BOM DIA OURO PRETO: ESTOU LONGE MAIS NÃO TE ESQUEÇO!
Reflexos
Um certo dia em julho de 1972, sentado na calçada da estátua de Tiradentes, mostrava ao Álvaro Apocalipse meus bicos de pena. Ele olhou, olhou, virou-se e me disse: A arte vai ganhar um engenheiro, ou a engenharia vai ganhar um artista? Não me esqueço desse momento. Formei-me em engenharia em dezembro de 1974. Malas prontas por minha mãe Maria, de paletó novo, sapato engraxado, despeço-me de Ouro Preto. O ônibus que saía de Belo Horizonte chega a Cubatão, próximo da siderúrgica onde seria meu primeiro emprego.
Pego a mala e olho em volta o turbilhão de poeira, de operários de obras, esgoto, chão sujo e fumaça prá todo lado. Era o que ia enfrentar. Naquela época, em Cubatão, era onde morriam mais crianças com deformações no cérebro devido à poluição. Após o dia de trabalho eu escrevia, escrevia sobre as mãos, as cabeças e sobre o concreto.
Em 1977 fui para Viena, Áustria, fazer pós-graduação. Tinha na cabeça o alemão que comecei a aprender com Jair Inácio, meu tio, amigo e vizinho, na Rua do Barão, onde ainda mora minha mãe. Viena, outro mundo. Daí rodei pela antigas Cortinas de Ferro da Iugoslávia, Romênia, Bulgária e Hungria: outras Europas. As inquietudes sobre a alma humana, muitas nascidas das conversas diárias com Jair em sua biblioteca, me fizeram emocionar em Delfos, na Grécia. Outras vertigens.
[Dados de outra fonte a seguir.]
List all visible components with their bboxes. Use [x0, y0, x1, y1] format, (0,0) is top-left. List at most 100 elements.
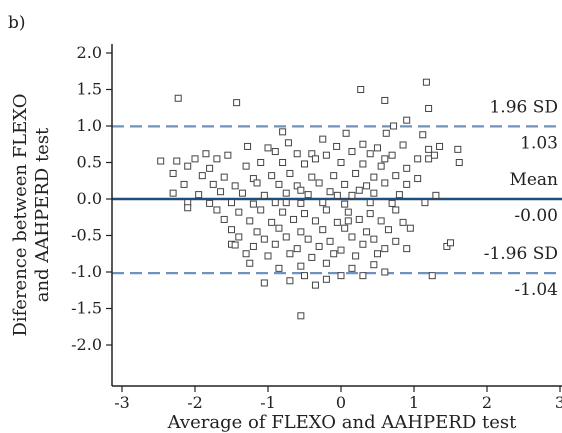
data-point [381, 96, 389, 104]
data-point [231, 241, 239, 249]
data-point [352, 169, 360, 177]
y-tick-label: -1.5 [71, 299, 102, 318]
data-point [311, 281, 319, 289]
data-point [246, 217, 254, 225]
data-point [169, 189, 177, 197]
data-point [348, 191, 356, 199]
data-point [293, 182, 301, 190]
data-point [315, 179, 323, 187]
data-point [233, 99, 241, 107]
data-point [322, 151, 330, 159]
data-point [169, 169, 177, 177]
data-point [337, 246, 345, 254]
data-point [293, 150, 301, 158]
data-point [381, 179, 389, 187]
data-point [271, 240, 279, 248]
data-point [381, 268, 389, 276]
data-point [425, 145, 433, 153]
data-point [195, 191, 203, 199]
data-point [363, 228, 371, 236]
data-point [341, 180, 349, 188]
y-axis-label: Diference between FLEXO and AAHPERD test [10, 93, 53, 336]
data-point [209, 180, 217, 188]
data-point [257, 159, 265, 166]
data-point [337, 272, 345, 280]
data-point [382, 129, 390, 137]
data-point [395, 191, 403, 199]
data-point [403, 245, 411, 253]
y-tick-label: 0.5 [77, 153, 102, 172]
data-point [359, 272, 367, 280]
data-point [348, 148, 356, 156]
x-axis-ticks: -3 -2 -1 0 1 2 3 [114, 386, 562, 412]
data-point [275, 180, 283, 188]
data-point [392, 237, 400, 245]
data-point [191, 155, 199, 163]
data-point [370, 189, 378, 197]
data-point [308, 150, 316, 158]
data-point [430, 151, 438, 159]
data-point [322, 275, 330, 283]
data-point [301, 210, 308, 218]
reference-lines: 1.96 SD 1.03 Mean -0.00 -1.96 SD -1.04 [112, 97, 562, 300]
y-tick-label: -0.5 [71, 226, 102, 245]
data-point [333, 191, 341, 199]
data-point [425, 104, 433, 112]
data-point [279, 208, 287, 216]
data-point [238, 189, 246, 197]
data-point [419, 131, 427, 139]
y-tick-label: 2.0 [77, 43, 102, 62]
data-point [344, 217, 352, 225]
data-point [392, 172, 400, 180]
data-point [260, 191, 268, 199]
data-point [297, 228, 305, 236]
lower-limit-value: -1.04 [514, 280, 558, 300]
data-point [436, 142, 444, 150]
data-point [359, 140, 367, 148]
data-point [279, 128, 287, 136]
data-point [297, 186, 305, 194]
data-point [403, 164, 411, 172]
data-point [220, 215, 228, 223]
data-point [184, 162, 192, 170]
data-point [326, 237, 334, 245]
data-point [377, 162, 385, 170]
data-point [330, 172, 338, 180]
data-point [432, 191, 440, 199]
x-tick-label: -2 [187, 393, 203, 412]
y-axis-label-line: and AAHPERD test [32, 127, 53, 302]
data-point [370, 173, 378, 181]
data-point [279, 159, 287, 166]
data-point [425, 155, 433, 163]
x-tick-label: 0 [336, 393, 346, 412]
data-point [249, 175, 257, 183]
data-points [157, 78, 463, 320]
data-point [359, 240, 367, 248]
data-point [422, 78, 430, 86]
data-point [344, 208, 352, 216]
data-point [297, 199, 305, 207]
data-point [253, 179, 261, 187]
data-point [388, 199, 396, 207]
data-point [374, 144, 381, 152]
data-point [374, 250, 381, 258]
data-point [447, 239, 454, 247]
data-point [414, 155, 422, 163]
y-tick-label: -2.0 [71, 335, 102, 354]
data-point [275, 264, 283, 272]
data-point [184, 204, 192, 212]
data-point [282, 233, 290, 241]
y-tick-label: 1.5 [77, 80, 102, 99]
data-point [403, 180, 411, 188]
data-point [293, 245, 301, 253]
data-point [377, 217, 385, 225]
data-point [264, 144, 272, 152]
data-point [399, 141, 407, 149]
data-point [455, 159, 463, 166]
data-point [174, 94, 182, 102]
data-point [206, 199, 214, 207]
panel-label: b) [8, 13, 26, 33]
data-point [257, 206, 265, 214]
data-point [231, 182, 239, 190]
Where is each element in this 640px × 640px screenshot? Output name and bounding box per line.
Um dia em 2011, já morando no Rio de Janeiro, encontro, na minha descoberta do Facebook o Leo Soares. Quem era? Meu professor de violão clássico nos Festivais de Inverno de 1970 e 1971. Marcamos um encontro. Leo é de novo meu professor de violão. Sinais de luz.
Em junho de 2012, filhos criados e independentes, resolvo me aposentar. Declino de ter carro, compro uma bicicleta, estudo violão, leio muito, ando de bicicleta e transporte público. Curso Filosofia Contemporânea na PUC. Começo a passar a limpo as anotações das andanças, à procura da profecia do Álvaro.
Volto frequentemente a Ouro Preto. Quando passo pela curva de chegada ainda na rodovia, vejo o Asilo dos Velhos que meu pai batalhou para ver construído. Os morros onde buscava lenha, andava nos fins de semana já não são os mesmos, nem a lagoa e Pocinho onde aprendi a nadar não mais existem. Restam, sobretudo, os familiares, os amigos, os professores, as janelas e telhados, muros de pedras originais, o papo na rua e as lembranças: Meu pai, minhas avós, meus irmãos Carlos, Jair, Katu, Domitilla, Elisabeth Bishop e tantos outros que fizeram parte importante em minha vida e andanças.
A coluna BOM DIA OURO PRETO! é um ponto de encontro dos moradores da cidade. O foco são pessoas que nos atendem no cotidiano, com a maior gentileza no seu trabalho.
Desta forma, nesta coluna, elas se tornam as estrelas por um dia. Vamos curti-las?